Rwanda’s economy grows at a strong 7.2 per cent and has been occasionally ranked as one of the most secure countries in the world.
But the country still has its problems, a large segment of its citizens are still living in abject poverty, high levels of youth unemployment, acute income inequality — where it is common to find squalor and grandeur on the same hill.
Most of the problems that still bedevil Rwanda have their roots in the genocide, which left many people poor and vulnerable.
Genocide revisionism and denial are also still prevalent as factors that still hamper healing.
There are over 400,000 genocide survivors, and many of them lost entire families and property, while some of them came out infected with HIV/AIDS.
Over 500,000 women are estimated to have been raped during the 100 days of genocide, and up to 20,000 children are reported to have been born to women who were raped.

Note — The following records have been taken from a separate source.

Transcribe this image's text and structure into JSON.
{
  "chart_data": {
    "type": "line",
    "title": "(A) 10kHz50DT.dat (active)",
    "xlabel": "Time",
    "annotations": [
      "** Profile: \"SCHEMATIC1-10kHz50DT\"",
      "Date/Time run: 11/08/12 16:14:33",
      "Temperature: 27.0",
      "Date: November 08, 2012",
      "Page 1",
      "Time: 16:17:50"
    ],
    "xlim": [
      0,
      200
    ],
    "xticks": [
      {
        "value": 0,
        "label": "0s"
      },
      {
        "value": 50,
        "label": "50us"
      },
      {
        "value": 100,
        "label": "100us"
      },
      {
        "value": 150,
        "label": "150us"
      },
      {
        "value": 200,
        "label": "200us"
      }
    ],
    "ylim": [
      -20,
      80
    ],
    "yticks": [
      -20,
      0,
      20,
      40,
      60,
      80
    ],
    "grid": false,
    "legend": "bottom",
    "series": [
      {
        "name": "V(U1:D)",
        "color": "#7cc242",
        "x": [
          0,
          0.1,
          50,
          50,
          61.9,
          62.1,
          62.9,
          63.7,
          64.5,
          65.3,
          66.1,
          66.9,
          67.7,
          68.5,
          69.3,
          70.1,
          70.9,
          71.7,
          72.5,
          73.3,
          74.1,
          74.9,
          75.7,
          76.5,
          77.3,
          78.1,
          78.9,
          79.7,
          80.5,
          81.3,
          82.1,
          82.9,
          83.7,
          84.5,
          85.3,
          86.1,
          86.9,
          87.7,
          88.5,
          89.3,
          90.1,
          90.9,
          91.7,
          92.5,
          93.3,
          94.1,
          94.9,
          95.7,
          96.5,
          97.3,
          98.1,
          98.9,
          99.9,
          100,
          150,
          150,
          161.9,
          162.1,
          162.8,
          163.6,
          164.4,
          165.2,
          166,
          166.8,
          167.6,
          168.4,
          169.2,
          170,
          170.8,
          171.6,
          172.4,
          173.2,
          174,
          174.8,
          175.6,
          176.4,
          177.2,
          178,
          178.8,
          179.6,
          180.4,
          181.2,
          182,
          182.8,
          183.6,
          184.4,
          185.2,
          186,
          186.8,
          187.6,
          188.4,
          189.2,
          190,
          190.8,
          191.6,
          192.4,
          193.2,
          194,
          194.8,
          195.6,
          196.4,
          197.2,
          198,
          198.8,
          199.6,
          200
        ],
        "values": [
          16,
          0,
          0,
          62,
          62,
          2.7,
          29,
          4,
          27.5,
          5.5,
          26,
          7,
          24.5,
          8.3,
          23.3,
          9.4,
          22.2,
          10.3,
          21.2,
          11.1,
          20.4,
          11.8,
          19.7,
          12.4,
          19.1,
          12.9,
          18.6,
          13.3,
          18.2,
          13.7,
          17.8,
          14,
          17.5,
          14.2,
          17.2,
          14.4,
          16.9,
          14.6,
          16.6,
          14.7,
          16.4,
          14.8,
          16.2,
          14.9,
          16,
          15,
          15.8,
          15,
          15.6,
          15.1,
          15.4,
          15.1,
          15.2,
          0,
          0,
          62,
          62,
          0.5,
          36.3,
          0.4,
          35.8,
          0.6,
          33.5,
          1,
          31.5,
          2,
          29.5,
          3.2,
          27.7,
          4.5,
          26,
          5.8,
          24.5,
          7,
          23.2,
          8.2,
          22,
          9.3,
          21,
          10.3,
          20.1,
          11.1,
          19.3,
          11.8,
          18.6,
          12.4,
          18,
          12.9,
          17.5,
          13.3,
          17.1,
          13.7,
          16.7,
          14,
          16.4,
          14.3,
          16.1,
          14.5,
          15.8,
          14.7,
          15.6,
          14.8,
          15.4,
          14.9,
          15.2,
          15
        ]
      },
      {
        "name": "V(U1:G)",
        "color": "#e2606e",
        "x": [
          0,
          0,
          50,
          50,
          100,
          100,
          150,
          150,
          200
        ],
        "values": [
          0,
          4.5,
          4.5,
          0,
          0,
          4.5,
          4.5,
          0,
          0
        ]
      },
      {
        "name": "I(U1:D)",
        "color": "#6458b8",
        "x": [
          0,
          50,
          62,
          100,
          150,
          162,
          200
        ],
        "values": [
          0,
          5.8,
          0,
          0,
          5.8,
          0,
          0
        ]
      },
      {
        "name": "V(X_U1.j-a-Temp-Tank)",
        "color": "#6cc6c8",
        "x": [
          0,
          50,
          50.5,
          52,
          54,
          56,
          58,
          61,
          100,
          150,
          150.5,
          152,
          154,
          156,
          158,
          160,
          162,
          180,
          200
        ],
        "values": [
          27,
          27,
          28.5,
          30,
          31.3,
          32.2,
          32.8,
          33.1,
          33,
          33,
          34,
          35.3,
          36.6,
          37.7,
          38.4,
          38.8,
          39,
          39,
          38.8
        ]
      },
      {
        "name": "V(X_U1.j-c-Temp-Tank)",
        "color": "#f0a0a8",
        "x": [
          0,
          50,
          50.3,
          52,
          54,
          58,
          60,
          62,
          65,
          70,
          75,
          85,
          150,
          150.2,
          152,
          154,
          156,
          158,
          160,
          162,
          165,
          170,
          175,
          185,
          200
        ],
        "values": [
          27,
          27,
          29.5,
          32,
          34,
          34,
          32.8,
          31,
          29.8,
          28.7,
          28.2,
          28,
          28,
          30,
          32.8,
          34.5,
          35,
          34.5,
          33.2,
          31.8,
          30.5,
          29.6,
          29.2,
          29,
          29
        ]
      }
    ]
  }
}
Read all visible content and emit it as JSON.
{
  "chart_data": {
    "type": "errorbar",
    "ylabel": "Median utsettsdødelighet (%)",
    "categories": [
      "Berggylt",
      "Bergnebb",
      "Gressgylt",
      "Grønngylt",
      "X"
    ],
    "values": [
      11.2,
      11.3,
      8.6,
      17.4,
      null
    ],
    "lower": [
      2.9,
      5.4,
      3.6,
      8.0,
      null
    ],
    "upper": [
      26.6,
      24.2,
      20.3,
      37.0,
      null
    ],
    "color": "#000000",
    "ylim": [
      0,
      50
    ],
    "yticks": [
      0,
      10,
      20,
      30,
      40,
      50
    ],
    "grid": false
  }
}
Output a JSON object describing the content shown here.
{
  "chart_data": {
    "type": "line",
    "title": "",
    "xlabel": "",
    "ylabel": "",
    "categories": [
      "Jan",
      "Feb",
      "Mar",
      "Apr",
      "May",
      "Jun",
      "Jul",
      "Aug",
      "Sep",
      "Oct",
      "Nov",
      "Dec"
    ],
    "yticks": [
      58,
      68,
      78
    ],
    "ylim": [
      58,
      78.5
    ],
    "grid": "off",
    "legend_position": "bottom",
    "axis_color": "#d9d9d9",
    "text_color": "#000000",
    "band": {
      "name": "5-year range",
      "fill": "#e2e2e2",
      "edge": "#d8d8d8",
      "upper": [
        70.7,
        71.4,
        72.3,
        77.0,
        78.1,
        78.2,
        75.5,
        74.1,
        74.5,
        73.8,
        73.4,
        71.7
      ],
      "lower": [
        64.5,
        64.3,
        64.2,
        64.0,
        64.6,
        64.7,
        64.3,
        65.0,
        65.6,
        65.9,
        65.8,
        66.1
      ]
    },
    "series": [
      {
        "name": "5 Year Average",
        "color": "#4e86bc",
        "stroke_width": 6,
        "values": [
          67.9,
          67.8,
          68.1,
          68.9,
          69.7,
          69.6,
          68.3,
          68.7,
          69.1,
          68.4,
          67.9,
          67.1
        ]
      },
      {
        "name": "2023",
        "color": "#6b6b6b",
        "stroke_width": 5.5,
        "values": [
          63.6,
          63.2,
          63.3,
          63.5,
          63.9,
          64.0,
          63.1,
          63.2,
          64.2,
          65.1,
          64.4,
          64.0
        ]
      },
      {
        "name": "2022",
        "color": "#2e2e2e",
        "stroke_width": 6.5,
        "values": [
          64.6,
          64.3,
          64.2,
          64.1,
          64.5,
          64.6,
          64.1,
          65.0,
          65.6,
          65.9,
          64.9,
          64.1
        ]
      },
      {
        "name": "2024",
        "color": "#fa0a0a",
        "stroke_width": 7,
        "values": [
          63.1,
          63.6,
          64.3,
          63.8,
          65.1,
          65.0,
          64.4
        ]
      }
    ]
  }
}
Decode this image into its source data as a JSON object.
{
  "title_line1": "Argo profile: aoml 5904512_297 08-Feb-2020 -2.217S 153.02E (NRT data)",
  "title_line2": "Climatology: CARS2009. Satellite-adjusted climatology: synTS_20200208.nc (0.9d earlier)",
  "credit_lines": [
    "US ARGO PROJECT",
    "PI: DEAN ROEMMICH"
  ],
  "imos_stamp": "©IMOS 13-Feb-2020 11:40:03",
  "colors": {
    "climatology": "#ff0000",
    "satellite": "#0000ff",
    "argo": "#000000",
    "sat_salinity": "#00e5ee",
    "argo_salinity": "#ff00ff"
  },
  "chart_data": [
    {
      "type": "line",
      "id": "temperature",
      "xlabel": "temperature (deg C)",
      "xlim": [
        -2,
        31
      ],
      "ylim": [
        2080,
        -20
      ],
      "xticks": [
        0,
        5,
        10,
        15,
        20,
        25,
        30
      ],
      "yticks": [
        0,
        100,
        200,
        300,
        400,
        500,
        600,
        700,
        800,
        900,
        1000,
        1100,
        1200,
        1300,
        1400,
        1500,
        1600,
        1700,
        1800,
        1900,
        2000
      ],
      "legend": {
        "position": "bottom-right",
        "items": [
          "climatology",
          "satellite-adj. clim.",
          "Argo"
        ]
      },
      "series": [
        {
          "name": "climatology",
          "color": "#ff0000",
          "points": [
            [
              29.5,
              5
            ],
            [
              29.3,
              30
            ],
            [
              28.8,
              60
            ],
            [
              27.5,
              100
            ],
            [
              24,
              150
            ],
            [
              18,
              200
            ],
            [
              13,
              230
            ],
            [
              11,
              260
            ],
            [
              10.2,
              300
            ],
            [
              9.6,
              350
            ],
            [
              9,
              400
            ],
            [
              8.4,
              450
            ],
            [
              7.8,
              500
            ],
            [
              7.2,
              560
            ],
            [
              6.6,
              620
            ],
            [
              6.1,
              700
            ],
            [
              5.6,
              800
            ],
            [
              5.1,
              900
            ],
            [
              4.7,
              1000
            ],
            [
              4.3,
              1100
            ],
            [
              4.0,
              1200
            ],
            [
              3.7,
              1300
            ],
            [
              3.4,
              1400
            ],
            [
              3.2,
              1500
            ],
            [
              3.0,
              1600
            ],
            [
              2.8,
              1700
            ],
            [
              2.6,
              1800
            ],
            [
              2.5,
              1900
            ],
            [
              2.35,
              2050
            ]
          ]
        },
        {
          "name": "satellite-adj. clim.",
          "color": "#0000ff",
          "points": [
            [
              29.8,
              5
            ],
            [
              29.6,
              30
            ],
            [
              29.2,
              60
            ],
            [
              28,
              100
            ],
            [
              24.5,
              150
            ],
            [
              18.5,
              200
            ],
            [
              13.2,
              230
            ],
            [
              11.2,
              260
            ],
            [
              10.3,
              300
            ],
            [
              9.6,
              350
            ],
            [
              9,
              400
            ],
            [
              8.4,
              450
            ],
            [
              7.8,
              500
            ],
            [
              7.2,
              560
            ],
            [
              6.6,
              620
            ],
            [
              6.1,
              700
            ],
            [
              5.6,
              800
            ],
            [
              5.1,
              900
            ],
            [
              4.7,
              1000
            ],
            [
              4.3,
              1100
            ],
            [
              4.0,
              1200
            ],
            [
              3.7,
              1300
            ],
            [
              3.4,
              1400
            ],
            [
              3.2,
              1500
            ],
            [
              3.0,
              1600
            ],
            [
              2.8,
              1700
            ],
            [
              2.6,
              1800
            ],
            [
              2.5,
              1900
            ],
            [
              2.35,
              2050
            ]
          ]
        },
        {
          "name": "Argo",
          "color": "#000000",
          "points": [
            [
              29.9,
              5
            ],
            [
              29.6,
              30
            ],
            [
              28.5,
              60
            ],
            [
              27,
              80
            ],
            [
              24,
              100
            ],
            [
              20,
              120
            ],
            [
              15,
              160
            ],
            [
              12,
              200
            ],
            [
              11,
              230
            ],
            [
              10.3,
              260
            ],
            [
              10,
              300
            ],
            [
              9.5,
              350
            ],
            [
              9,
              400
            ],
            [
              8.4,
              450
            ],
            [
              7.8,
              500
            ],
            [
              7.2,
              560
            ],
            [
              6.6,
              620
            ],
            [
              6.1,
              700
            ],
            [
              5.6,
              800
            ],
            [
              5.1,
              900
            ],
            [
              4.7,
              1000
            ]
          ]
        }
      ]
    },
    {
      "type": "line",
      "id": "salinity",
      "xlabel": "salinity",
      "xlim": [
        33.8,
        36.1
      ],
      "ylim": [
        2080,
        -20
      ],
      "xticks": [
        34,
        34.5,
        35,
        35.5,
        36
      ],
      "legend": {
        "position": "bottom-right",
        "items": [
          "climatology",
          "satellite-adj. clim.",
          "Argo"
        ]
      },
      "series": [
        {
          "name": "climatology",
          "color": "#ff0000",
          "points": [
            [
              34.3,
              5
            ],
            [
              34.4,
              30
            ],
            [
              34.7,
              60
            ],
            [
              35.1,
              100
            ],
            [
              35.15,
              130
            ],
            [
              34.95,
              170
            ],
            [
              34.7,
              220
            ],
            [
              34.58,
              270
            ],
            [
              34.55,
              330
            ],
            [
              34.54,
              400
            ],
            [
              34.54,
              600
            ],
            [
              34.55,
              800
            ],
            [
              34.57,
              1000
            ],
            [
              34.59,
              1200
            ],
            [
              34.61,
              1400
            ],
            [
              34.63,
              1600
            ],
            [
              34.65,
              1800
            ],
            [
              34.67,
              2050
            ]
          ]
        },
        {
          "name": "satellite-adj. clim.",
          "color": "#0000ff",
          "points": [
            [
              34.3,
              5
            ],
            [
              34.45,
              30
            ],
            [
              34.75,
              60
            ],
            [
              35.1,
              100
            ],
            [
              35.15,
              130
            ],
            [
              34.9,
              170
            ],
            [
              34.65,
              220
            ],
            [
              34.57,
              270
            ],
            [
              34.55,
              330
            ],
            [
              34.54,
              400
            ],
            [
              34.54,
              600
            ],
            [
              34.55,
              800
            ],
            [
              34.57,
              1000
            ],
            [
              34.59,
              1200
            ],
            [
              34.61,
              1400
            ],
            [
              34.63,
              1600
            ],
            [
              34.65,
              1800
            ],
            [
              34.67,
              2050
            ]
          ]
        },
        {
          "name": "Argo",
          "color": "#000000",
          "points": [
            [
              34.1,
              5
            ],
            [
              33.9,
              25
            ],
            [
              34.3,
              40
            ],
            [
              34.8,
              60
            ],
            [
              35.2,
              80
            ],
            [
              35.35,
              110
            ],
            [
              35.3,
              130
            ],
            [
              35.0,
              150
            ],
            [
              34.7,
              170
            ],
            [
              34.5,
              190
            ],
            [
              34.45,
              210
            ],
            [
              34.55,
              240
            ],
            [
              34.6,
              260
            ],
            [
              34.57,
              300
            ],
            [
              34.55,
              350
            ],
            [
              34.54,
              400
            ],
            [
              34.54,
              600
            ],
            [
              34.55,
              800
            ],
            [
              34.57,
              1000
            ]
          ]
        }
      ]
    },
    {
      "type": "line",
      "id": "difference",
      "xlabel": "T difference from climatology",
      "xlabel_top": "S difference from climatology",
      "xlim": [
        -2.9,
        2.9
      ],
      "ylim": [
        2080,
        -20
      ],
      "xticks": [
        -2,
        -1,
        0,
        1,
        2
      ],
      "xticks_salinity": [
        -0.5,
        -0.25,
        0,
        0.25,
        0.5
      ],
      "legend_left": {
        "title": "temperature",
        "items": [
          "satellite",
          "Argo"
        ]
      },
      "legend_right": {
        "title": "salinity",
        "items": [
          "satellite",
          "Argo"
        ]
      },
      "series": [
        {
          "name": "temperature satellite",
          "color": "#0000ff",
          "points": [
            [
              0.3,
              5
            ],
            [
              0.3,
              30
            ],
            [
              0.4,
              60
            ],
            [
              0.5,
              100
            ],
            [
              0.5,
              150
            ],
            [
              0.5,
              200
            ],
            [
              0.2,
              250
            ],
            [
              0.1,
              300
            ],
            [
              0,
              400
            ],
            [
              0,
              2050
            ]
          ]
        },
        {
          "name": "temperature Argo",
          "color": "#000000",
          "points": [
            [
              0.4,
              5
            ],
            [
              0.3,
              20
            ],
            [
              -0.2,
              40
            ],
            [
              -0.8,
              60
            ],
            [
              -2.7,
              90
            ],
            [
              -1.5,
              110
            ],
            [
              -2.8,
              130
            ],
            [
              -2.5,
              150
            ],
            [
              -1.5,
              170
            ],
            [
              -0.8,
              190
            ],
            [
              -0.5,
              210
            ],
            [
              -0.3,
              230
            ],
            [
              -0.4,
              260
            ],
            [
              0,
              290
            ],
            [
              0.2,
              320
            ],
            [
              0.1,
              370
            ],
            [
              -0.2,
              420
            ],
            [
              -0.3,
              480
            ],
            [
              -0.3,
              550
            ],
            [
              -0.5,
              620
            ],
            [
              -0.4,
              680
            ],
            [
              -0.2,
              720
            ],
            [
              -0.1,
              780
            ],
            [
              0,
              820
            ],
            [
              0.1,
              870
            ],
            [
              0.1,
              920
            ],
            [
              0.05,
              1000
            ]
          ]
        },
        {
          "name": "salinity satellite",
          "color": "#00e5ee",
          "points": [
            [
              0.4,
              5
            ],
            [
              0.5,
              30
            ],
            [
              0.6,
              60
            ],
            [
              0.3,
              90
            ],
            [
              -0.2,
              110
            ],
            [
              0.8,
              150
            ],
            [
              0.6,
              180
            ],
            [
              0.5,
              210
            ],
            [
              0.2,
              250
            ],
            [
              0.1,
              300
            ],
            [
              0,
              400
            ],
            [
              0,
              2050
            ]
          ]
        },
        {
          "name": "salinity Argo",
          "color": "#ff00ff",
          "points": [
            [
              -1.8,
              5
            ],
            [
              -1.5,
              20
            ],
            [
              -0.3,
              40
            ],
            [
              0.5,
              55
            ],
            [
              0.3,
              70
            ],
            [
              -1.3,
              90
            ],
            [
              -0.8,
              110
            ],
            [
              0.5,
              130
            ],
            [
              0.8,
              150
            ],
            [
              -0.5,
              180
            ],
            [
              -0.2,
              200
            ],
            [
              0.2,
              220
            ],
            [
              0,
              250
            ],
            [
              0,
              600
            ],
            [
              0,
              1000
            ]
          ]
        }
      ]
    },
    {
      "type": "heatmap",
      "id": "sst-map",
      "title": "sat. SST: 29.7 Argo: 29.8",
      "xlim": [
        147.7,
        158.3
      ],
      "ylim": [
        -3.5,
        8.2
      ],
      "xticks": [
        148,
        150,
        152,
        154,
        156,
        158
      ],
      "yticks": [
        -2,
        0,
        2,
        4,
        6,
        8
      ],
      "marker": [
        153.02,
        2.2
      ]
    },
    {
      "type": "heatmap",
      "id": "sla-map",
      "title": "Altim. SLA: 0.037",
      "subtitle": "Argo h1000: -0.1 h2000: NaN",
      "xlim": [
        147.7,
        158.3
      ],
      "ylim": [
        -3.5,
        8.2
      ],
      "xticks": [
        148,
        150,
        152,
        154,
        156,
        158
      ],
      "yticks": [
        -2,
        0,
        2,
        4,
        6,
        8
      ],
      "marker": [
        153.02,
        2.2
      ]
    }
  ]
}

More than 67 per cent of women who were raped in the genocide were infected with HIV/AIDS, and as of 2013, there were still 21,039 exceptionally vulnerable survivors.
The government established a number of institutions to support the people who were made vulnerable by the genocide.
However, many survivors are yet to get back their family property, with some still living in absolute poverty, which has intensified the problem of trauma among survivors.
Perhaps the group of genocide victims that has been neglected the most are children out of rape.
These children are now 24 years of age, but many of them didn’t even attain any education due to poverty, yet FARGE excluded them because they don’t fit the definition of genocide survivors.
Many of them suffer acute cases of trauma and have never even received any help. It is high time the government devised a deliberate project to reach out and empower these children.